# live well removal question?



## pds07d (Jul 19, 2010)

I'm new and need help.  I have a 13 foot river-hawk with a middle bench-seat/live well.  I noticed that one of the first thing a lot of guys do when they redo there boat is cut out that middle seat, which makes sense because it is too small to really hold anything and eats up deck space.

So here are my questions:

1) does it affect the structural strength of the boats gun-wales?  The riverhawk has a piece of aluminum riveted to each the side of the boat, the gheenoe has fiberglass from the box.  does removing these braces weaken the boat?

2) does anyone have any advice on how to start and finish it?  I guess i would just plug in the cut off wheel, go slow, cut close then sand down, then re-paint....


----------



## Brett (Jul 16, 2008)

TomFL did a nice job on his...plenty of pictures to follow his work.

http://www.microskiff.com/cgi-bin/yabb2/YaBB.pl?num=1245982497


----------



## pds07d (Jul 19, 2010)

WOW! thats really helpful, i am going to turn this boat into a duck skiff.

The only hesitation I have is the amount of re-glassing he did to the deck.  He did a total of 5 layers of mat between the two remaining bench seats?  Is this crucial?  Could I get by with 1 layer of thicker coarser mat?  I am not concerned with the cosmetics of the floor as I am going to paint it camo and it will be covered by decoys and hopefully dead ducks.

I am going to sand and paint the interior of the boat anyways.  Chopping out the middle seat, sanding it, glassing over it, and sanding again seems like a lot of extra work but i think doing it know will save time and money then doing it 2 separate times, right?


----------



## TomFL (Oct 2, 2007)

Pat, if you post pics of your hull I could help you better, as it sounds like the center livewell/seat is riveted to the gunnels. Is that correct?

In the 13' gheenoe it's not connected to the gunnels so there's really not much structural going on there. Removal was easy, just a sawzall and a 4 or 6" grinder is all you need to make really quick work of it. 

I would suppose you could just go with a thicker, single layer of glass, but Brett could probably tell you better as to what would be stronger, thicker or more layers of thin. 

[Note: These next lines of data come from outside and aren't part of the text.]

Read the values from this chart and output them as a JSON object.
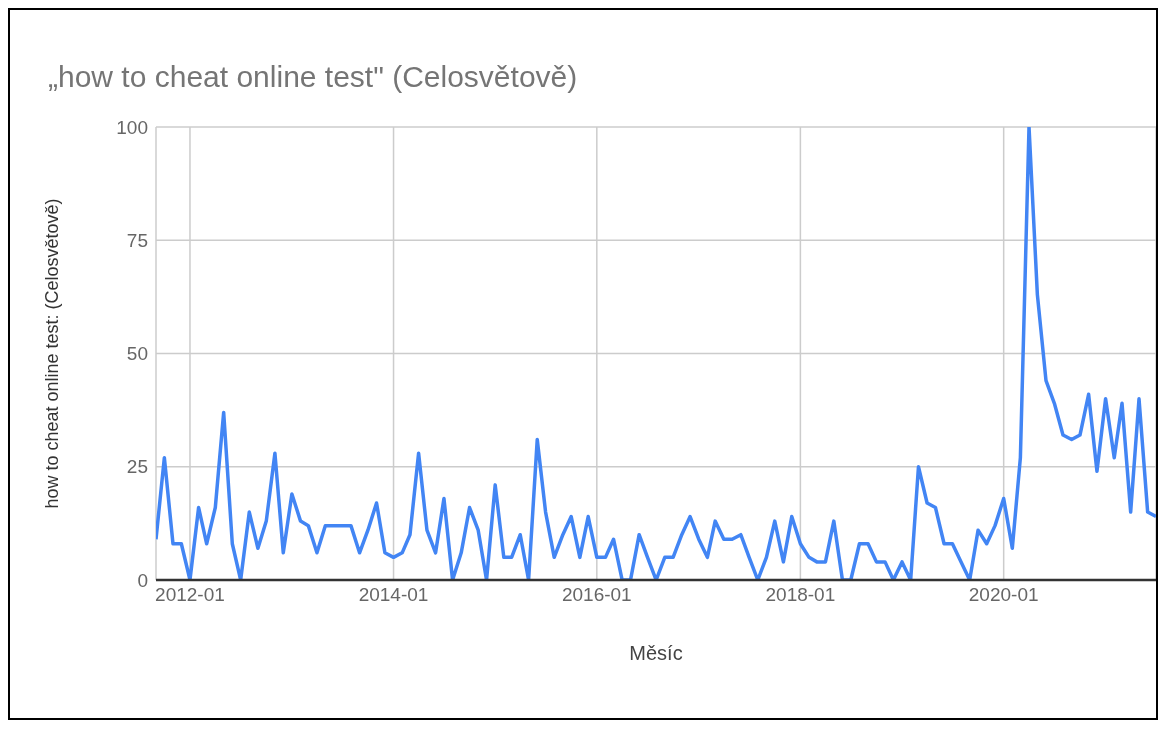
{
  "chart_data": {
    "type": "line",
    "title": "„how to cheat online test\" (Celosvětově)",
    "xlabel": "Měsíc",
    "ylabel": "how to cheat online test: (Celosvětově)",
    "x": [
      "2011-09",
      "2011-10",
      "2011-11",
      "2011-12",
      "2012-01",
      "2012-02",
      "2012-03",
      "2012-04",
      "2012-05",
      "2012-06",
      "2012-07",
      "2012-08",
      "2012-09",
      "2012-10",
      "2012-11",
      "2012-12",
      "2013-01",
      "2013-02",
      "2013-03",
      "2013-04",
      "2013-05",
      "2013-06",
      "2013-07",
      "2013-08",
      "2013-09",
      "2013-10",
      "2013-11",
      "2013-12",
      "2014-01",
      "2014-02",
      "2014-03",
      "2014-04",
      "2014-05",
      "2014-06",
      "2014-07",
      "2014-08",
      "2014-09",
      "2014-10",
      "2014-11",
      "2014-12",
      "2015-01",
      "2015-02",
      "2015-03",
      "2015-04",
      "2015-05",
      "2015-06",
      "2015-07",
      "2015-08",
      "2015-09",
      "2015-10",
      "2015-11",
      "2015-12",
      "2016-01",
      "2016-02",
      "2016-03",
      "2016-04",
      "2016-05",
      "2016-06",
      "2016-07",
      "2016-08",
      "2016-09",
      "2016-10",
      "2016-11",
      "2016-12",
      "2017-01",
      "2017-02",
      "2017-03",
      "2017-04",
      "2017-05",
      "2017-06",
      "2017-07",
      "2017-08",
      "2017-09",
      "2017-10",
      "2017-11",
      "2017-12",
      "2018-01",
      "2018-02",
      "2018-03",
      "2018-04",
      "2018-05",
      "2018-06",
      "2018-07",
      "2018-08",
      "2018-09",
      "2018-10",
      "2018-11",
      "2018-12",
      "2019-01",
      "2019-02",
      "2019-03",
      "2019-04",
      "2019-05",
      "2019-06",
      "2019-07",
      "2019-08",
      "2019-09",
      "2019-10",
      "2019-11",
      "2019-12",
      "2020-01",
      "2020-02",
      "2020-03",
      "2020-04",
      "2020-05",
      "2020-06",
      "2020-07",
      "2020-08",
      "2020-09",
      "2020-10",
      "2020-11",
      "2020-12",
      "2021-01",
      "2021-02",
      "2021-03",
      "2021-04",
      "2021-05",
      "2021-06",
      "2021-07"
    ],
    "series": [
      {
        "color": "#4285f4",
        "values": [
          9,
          27,
          8,
          8,
          0,
          16,
          8,
          16,
          37,
          8,
          0,
          15,
          7,
          13,
          28,
          6,
          19,
          13,
          12,
          6,
          12,
          12,
          12,
          12,
          6,
          11,
          17,
          6,
          5,
          6,
          10,
          28,
          11,
          6,
          18,
          0,
          6,
          16,
          11,
          0,
          21,
          5,
          5,
          10,
          0,
          31,
          15,
          5,
          10,
          14,
          5,
          14,
          5,
          5,
          9,
          0,
          0,
          10,
          5,
          0,
          5,
          5,
          10,
          14,
          9,
          5,
          13,
          9,
          9,
          10,
          5,
          0,
          5,
          13,
          4,
          14,
          8,
          5,
          4,
          4,
          13,
          0,
          0,
          8,
          8,
          4,
          4,
          0,
          4,
          0,
          25,
          17,
          16,
          8,
          8,
          4,
          0,
          11,
          8,
          12,
          18,
          7,
          27,
          100,
          63,
          44,
          39,
          32,
          31,
          32,
          41,
          24,
          40,
          27,
          39,
          15,
          40,
          15,
          14
        ]
      }
    ],
    "xlim": [
      "2011-09",
      "2021-07"
    ],
    "xticks": [
      "2012-01",
      "2014-01",
      "2016-01",
      "2018-01",
      "2020-01"
    ],
    "ylim": [
      0,
      100
    ],
    "yticks": [
      0,
      25,
      50,
      75,
      100
    ],
    "grid": true,
    "legend": false,
    "marker": "none",
    "line_style": "solid"
  }
}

Either way the bottom will still flex as it does normally, so it's not a worry. I layered the hull bottom extra because I figured I'd be a little more rough on it than most and was just trying to eliminate any chance of a poke-through. 

You'll love it when you're done, for sure it opens the boat up tremendously. You won't believe how many dekes and how much gear you can fit in there once it's out. Plus you can make a layout boat of sorts out of it too. 

Good luck, post pics!

-T


----------



## pds07d (Jul 19, 2010)

Ok I fired up the cut-off wheel and got to it










It wasn't to hard to cut, but the sanding is a little more time consuming










My question is what exactly do I need to glass over?  

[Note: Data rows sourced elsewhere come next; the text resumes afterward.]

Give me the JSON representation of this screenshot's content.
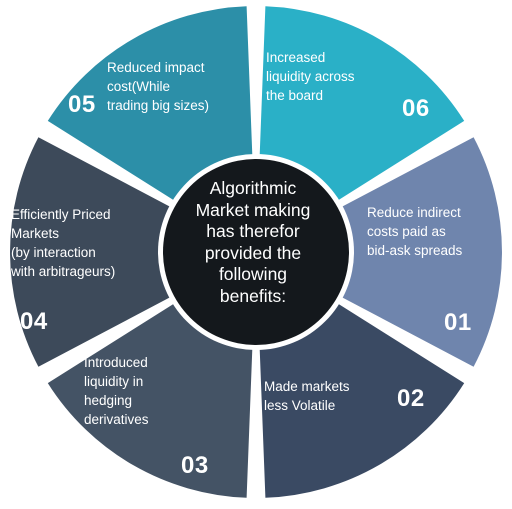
{
  "colors": {
    "seg_01": "#6f85ad",
    "seg_02": "#3a4a63",
    "seg_03": "#445365",
    "seg_04": "#3d4a5a",
    "seg_05": "#2c8fa8",
    "seg_06": "#2ab0c7",
    "center": "#14181c",
    "center_ring": "#ffffff"
  },
  "center": {
    "text": "Algorithmic\nMarket making\nhas therefor\nprovided the\nfollowing\nbenefits:"
  },
  "segments": [
    {
      "number": "01",
      "text": "Reduce indirect\ncosts paid as\nbid-ask spreads"
    },
    {
      "number": "02",
      "text": "Made markets\nless Volatile"
    },
    {
      "number": "03",
      "text": "Introduced\nliquidity in\nhedging\nderivatives"
    },
    {
      "number": "04",
      "text": "Efficiently Priced\nMarkets\n(by interaction\nwith arbitrageurs)"
    },
    {
      "number": "05",
      "text": "Reduced impact\ncost(While\ntrading big sizes)"
    },
    {
      "number": "06",
      "text": "Increased\nliquidity across\nthe board"
    }
  ]
}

Certainly I do not need to glass over the entire middle deck, right?

Do I need to glass the gunwales to add rigidity and strength?

Can I just smooth and sand then lay fiberglass mat over the newly exposed area?  That seems logical....

Help.


----------



## Brett (Jul 16, 2008)

Sand the ridges smooth including an overlap area 2 inches
around the old well base. Sand down to fiberglass in the overlap area.
Then lay a couple layers of mat over the old well location.
Then go for a test ride, too much flex, add more glass or glass and core material.


----------



## pds07d (Jul 19, 2010)

Thought i would update you guys on my progress.  I laid the glass on monday night and sanded it yesterday afternoon.  The poly resin seems to have bonded well to the sanded deck but I guess only time will really tell.


























I havent wet tested it yet, because my motor is getting work done, and the shop is taking FOREVER.

However, i have stood on the patch with the boat on the trailer- not too much flex i think, but i won't really know till i get her up on a plane and see what happens.... :-/

Hopefully she holds together, then all thats left is a ton of sanding then paint.


----------



## DuckNut (Apr 3, 2009)

Pat, 

I see an area that may need to be addressed before you spend the time painting. The area over the drain...is that just cloth over it or is there something under there for support?

If no support, it will rip when you step on the edge. Maybe not the first or second time you step on it, but eventually it will rip and then you need to redo.


----------



## pds07d (Jul 19, 2010)

Hmm...  I am not sure what you mean? 

If you look at the bottom picture you can see some exposed fiberglass mat strands extending out over the drain.  Is this what your talking about?

If so, then rest assured that there is no problem there.  Those fibers are just some loose strands that flew into the resin as it was drying and will be sanded out.  They aren't part of the fiberglass mat.

Or are you suggesting I fill in the area under the drain to keep it from collapsing  down to the deck?  

If so, I didn't really consider that a possibility... :-[

I laid three sheets of mat over the whole area with a considerable overlap, there isn't too much flex in that strip.  But i guess your right- if that right amount of weight hit in just the right place it could crack or punch through....



What should I do?  What did Tom do (I can't really tell from his pictures)?


----------



## DuckNut (Apr 3, 2009)

> ...fill in the area under the drain to keep it from collapsing...


  Yes.  

There are a couple differences between what TomFL did and what you did.  He covered the entire length, he used epoxy and he used pieces of the old box as support.


----------